- Born: Bulgaria
- Awards: Margaret Oakley Dayhoff Award

Academic background
- Education: BSc, physics, 1987, MSc, physics, 1988, Sofia University PhD, mechanical engineering and materials science, 1994, Duke University
- Thesis: Polymer-grafted lipid systems: physical properties and applications (1994)

Academic work
- Institutions: Whiting School of Engineering

= Kalina Hristova =

Bulgarian–American engineer

Kalina A. Hristova is a Bulgarian–American engineer. She is a professor of materials science and engineering at Johns Hopkins University's Whiting School of Engineering.

==Early life and education==
Hristova received her Bachelor of Science degree and Master's degree in physics from Sofia University in 1987 and 1988, respectively, before moving to the United States. She subsequently earned her PhD in mechanical engineering and materials science from Duke University in 1994 and worked as a post-doctoral associate and research scientist at the University of California, Irvine. During college, she became fascinated by the organization of the biological membrane.

==Career==
Upon completing her PhD, Hristova joined the faculty of the Whiting School of Engineering where she focused her research in membrane biophysics and biomolecular materials. In 2007, Hristova received the Biophysical Society’s Margaret Oakley Dayhoff Award for "her extraordinary and outstanding scientific achievements in biophysics research." As an associate professor of materials science and engineering, Hristova and her research team developed new tools and techniques that "allowed her to take pictures and make measurements that reveal how the rogue protein is behaving in the cell membrane."

In 2014, Hristova served as one of the guest editors for a special issue of Biochimica et Biophysica Acta. During the summer of 2016, Hristova and her research team developed a fluorescence-based technique that allowed membrane receptors to precisely measure receptor interactions in living cells. Later in October, she was elected a Fellow of the American Physical Society "for the development of quantitative methods to probe membrane protein interactions and to reveal the mechanism of activation of membrane receptors."
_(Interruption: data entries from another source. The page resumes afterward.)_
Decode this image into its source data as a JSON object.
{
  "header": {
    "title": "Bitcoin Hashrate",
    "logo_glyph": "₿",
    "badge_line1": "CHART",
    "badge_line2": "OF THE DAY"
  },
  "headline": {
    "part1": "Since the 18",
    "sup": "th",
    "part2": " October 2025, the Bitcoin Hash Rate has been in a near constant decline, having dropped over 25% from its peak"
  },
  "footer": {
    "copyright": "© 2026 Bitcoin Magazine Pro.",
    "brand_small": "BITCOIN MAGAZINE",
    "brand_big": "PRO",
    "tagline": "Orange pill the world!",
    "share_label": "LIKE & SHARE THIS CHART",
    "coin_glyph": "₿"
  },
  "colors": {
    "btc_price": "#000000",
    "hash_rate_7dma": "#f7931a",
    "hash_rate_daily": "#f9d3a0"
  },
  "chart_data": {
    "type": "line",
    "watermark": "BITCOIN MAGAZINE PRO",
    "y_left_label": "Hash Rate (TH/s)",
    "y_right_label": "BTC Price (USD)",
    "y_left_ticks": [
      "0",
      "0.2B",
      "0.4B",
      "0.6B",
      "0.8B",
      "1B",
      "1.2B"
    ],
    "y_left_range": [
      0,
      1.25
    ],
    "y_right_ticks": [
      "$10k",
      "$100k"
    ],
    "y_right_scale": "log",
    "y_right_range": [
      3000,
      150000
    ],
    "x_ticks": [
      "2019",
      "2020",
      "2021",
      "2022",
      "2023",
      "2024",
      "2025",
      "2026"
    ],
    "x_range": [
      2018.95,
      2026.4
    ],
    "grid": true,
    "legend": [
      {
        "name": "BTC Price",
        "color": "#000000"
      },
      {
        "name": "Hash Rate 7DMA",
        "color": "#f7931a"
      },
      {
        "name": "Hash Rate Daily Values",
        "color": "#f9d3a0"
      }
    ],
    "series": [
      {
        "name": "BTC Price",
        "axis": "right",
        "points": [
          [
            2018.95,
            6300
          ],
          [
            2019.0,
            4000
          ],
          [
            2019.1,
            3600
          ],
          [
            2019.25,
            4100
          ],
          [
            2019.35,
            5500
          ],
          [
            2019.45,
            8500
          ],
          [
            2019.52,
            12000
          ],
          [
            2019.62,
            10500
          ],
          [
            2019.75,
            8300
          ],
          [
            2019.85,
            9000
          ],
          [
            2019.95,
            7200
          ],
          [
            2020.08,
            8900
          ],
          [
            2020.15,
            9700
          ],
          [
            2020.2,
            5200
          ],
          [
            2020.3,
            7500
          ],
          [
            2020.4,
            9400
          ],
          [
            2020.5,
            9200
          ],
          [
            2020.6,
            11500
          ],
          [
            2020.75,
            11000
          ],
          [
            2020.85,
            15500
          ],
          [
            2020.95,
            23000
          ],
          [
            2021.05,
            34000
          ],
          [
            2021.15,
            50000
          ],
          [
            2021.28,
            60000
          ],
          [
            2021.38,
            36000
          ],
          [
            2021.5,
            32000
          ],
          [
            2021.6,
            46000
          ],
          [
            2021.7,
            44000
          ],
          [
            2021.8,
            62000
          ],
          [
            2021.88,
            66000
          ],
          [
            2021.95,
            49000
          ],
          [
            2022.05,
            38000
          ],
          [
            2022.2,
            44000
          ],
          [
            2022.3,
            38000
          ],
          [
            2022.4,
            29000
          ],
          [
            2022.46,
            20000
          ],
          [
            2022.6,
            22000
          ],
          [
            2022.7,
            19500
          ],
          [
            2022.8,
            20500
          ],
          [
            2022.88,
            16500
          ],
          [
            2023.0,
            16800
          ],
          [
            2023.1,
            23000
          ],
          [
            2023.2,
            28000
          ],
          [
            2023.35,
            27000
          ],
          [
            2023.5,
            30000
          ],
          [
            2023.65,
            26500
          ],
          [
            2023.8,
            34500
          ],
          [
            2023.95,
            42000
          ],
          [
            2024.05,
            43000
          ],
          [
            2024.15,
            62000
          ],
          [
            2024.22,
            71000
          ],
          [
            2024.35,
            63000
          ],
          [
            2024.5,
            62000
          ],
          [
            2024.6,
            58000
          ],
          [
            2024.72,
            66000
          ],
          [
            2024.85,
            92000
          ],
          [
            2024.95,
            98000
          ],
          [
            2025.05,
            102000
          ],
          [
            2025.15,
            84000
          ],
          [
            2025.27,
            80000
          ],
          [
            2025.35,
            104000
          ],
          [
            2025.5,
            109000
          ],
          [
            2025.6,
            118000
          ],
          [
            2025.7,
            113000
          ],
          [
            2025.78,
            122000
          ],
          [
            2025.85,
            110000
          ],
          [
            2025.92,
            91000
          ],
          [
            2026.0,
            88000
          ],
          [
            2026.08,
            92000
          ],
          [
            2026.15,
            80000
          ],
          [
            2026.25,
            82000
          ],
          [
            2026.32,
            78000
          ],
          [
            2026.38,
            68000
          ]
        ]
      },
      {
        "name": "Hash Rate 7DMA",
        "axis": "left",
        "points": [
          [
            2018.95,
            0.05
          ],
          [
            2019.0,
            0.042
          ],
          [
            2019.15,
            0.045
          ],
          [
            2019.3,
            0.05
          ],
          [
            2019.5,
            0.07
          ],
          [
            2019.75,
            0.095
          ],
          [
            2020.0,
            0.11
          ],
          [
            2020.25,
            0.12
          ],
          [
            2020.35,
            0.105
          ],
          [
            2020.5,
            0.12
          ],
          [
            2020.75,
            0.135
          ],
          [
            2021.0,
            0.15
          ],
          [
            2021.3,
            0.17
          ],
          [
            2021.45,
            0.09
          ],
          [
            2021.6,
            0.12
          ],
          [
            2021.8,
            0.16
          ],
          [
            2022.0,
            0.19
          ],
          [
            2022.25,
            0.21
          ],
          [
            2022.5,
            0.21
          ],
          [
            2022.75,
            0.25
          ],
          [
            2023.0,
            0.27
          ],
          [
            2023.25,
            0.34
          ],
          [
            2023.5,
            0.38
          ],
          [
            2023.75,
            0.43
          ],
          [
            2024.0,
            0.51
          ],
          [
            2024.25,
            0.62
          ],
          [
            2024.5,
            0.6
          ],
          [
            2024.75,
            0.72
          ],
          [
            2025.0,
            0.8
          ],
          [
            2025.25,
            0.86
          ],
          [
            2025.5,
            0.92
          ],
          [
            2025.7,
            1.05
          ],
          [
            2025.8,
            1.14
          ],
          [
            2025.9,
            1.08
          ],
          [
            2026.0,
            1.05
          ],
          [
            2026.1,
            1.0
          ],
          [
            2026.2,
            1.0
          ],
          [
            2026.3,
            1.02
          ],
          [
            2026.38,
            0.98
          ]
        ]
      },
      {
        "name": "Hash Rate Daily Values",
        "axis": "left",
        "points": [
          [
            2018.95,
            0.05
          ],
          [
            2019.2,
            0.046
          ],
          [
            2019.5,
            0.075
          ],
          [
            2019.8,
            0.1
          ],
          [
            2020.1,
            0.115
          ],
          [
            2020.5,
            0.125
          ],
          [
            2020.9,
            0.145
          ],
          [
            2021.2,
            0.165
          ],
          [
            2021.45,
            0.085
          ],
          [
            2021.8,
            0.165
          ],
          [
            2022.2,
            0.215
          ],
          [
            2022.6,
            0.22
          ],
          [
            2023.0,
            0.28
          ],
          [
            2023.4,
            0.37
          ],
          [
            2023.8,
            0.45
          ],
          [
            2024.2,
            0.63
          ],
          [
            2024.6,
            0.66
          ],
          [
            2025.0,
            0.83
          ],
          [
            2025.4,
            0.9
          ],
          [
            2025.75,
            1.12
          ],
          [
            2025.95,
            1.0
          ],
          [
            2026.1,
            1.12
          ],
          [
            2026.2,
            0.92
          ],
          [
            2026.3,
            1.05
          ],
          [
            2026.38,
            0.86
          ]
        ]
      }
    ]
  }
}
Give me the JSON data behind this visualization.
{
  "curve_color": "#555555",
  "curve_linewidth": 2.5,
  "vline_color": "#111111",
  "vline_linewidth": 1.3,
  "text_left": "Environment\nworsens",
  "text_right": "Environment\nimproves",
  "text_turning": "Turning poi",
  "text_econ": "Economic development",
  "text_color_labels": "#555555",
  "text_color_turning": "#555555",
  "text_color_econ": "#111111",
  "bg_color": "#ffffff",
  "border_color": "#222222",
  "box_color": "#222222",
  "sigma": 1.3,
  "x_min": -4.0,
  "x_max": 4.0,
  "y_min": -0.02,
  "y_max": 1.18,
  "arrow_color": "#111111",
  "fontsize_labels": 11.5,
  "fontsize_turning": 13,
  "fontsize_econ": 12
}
During the Western African Ebola virus epidemic, Hristova co-authored Ebola Virus Delta Peptide Is a Viroporin to describe an effort to slow the virus's spread. She began the study after suspecting that the delta peptides could weaken the protective membranes that surround cells in a patient’s gastrointestinal tract. Following this, she was elected a Fellow of the American Institute for Medical and Biological Engineering "for the development of quantitative methods revealing the mechanism of activation of membrane receptors implicated in human cancers." In 2019, Hristova received a funding award from the National Institute of General Medical Sciences for her project "Seeking the Biophysical Principles that Govern RTK Activation."